Page MenuHomePhabricator

[SPIKE] Mint section identifiers
Closed, ResolvedPublic

Description

The current section topics algorithm doesn't have a way to generate section identifiers.
These are likely to be required by front-end clients to effectively retrieve a given section.
See comment in T312900#8105248.

Tasks

  • Check whether mediawikiparserfromhell has the same behavior as the MediaWiki API for section identifiers, see example

Highlights

  • I couldn't find an evident way to replicate the MediaWiki API behavior in mediawikiparserfromhell (mwp)
  • it's also known that mwp can't handle syntax elements produced by a template transclusion, see limitations.

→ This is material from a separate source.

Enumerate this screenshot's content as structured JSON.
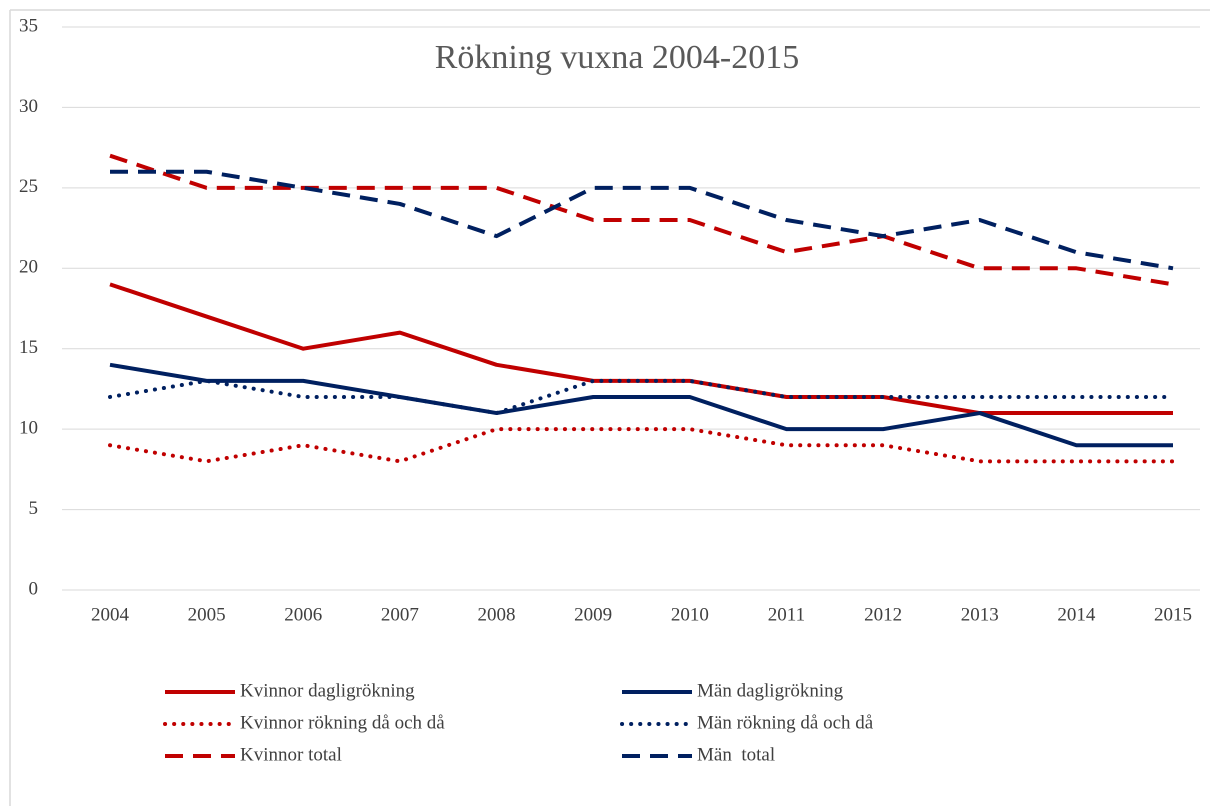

This is likely to entail that sections transclusion raised in T312900#8105248 can't be easily handled

Proposal

A minimum viable solution is to use the section absolute index as a simple identifier. This would be identical to the MediaWiki API index key, see for instance the section object in the example call:

{
    "toclevel": 1,
    "level": "2",
    "line": "Discografia",
    "number": "3",
    "index": "16",
    "fromtitle": "Ramones",
    "byteoffset": 94346,
    "anchor": "Discografia"
}

This is the 16th section that appears in the Ramones page on itwiki, regardless of its hierarchy level.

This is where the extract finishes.